Ahora que Nick Clegg está resultando ser el político más telegénico del Reino Unido, habría que recordar que los liberales han aportado no poca sal y pimienta al parlamentarismo inglés. En una época, además, en que les tocaba hacer de laboristas.

David Lloyd George, primer ministro durante la Primera Guerra Mundial, era un tío con chispa pero sin dotes de profeta. Estaba retirado ya del servicio público, en 1933, cuando un periodista le preguntó, en el transcurso de una entrevista, si pensaba que pudiera desencadenarse un nuevo conflicto bélico, y el veterano político respondió que no. Cuando el periodista se alejaba satisfecho de haber encontrado a alguien que le dijese lo contrario de lo que todo el mundo decía en aquel momento, Lloyd George, antes de despedirse, le advirtió de que en 1914 tampoco creía en la posibilidad de una guerra.

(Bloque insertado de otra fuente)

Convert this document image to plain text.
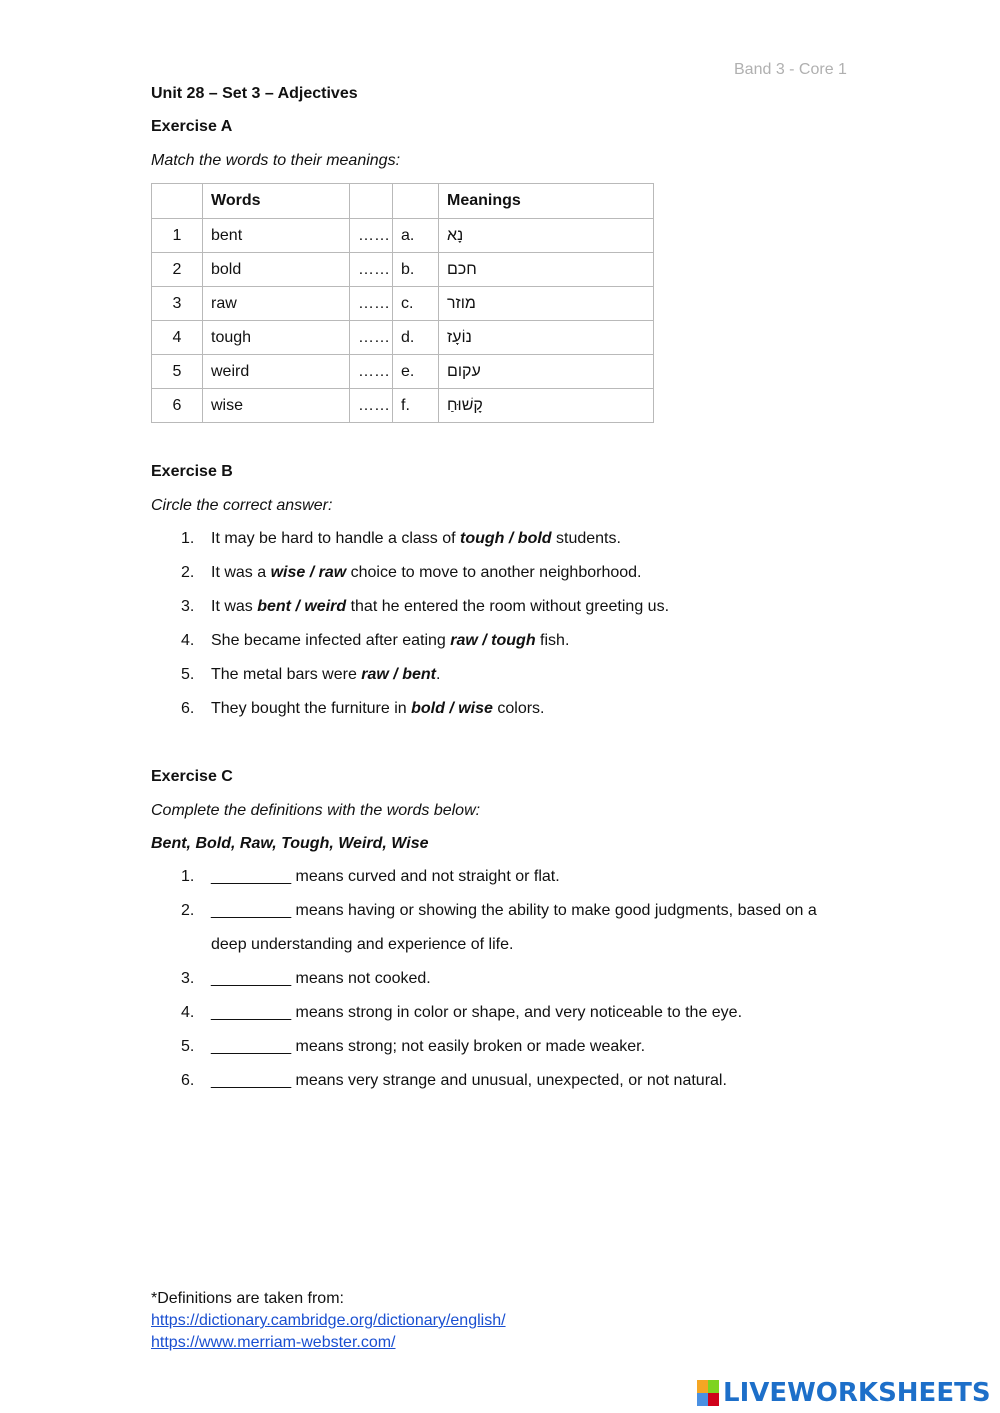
Band 3 - Core 1
Unit 28 – Set 3 – Adjectives
Exercise A
Match the words to their meanings:
	Words			Meanings
1	bent	……	a.	נָא
2	bold	……	b.	חכם
3	raw	……	c.	מוזר
4	tough	……	d.	נוֹעָז
5	weird	……	e.	עקום
6	wise	……	f.	קָשׁוּחַ
Exercise B
Circle the correct answer:
1. It may be hard to handle a class of tough / bold students.
2. It was a wise / raw choice to move to another neighborhood.
3. It was bent / weird that he entered the room without greeting us.
4. She became infected after eating raw / tough fish.
5. The metal bars were raw / bent.
6. They bought the furniture in bold / wise colors.
Exercise C
Complete the definitions with the words below:
Bent, Bold, Raw, Tough, Weird, Wise
1. _________ means curved and not straight or flat.
2. _________ means having or showing the ability to make good judgments, based on a deep understanding and experience of life.
3. _________ means not cooked.
4. _________ means strong in color or shape, and very noticeable to the eye.
5. _________ means strong; not easily broken or made weaker.
6. _________ means very strange and unusual, unexpected, or not natural.
*Definitions are taken from:
https://dictionary.cambridge.org/dictionary/english/
https://www.merriam-webster.com/
LIVEWORKSHEETS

No había, además, entonces la tosquedad en el contacto de los políticos británicos con sus electores. Sin ir más lejos, la de Gordon Brown con la mujer que mandó a hacer gárgaras de manera intempestiva y no volverá seguramente a votar. El ingenio de Lloyd George le permitía otro tipo de salidas menos tempestuosas que la del líder laborista. Algunas de ellas, plagadas de ingenio, como la vez que, durante un mitin en el País de Gales, una señora de ideas contrarias a las suyas le gritó:

-¡Le daría veneno si usted fuese mi marido!

Y el primer ministro liberal respondió:

-Si usted fuese mi mujer, lo tomaría encantado.

Los ingleses no sé si han visto en Clegg la reencarnación del modelo de político que han perdido. Lógicamente, nadie se acuerda ya de Lloyd George, todo el mundo piensa en Obama. El resurgir del laborismo en el Reino Unido supuso la noche para los liberales, que no volvieron a encontrar su hueco en la política británica. Ahora es posible que con la noche laborista llegue el resurgir liberal. O el «efecto George».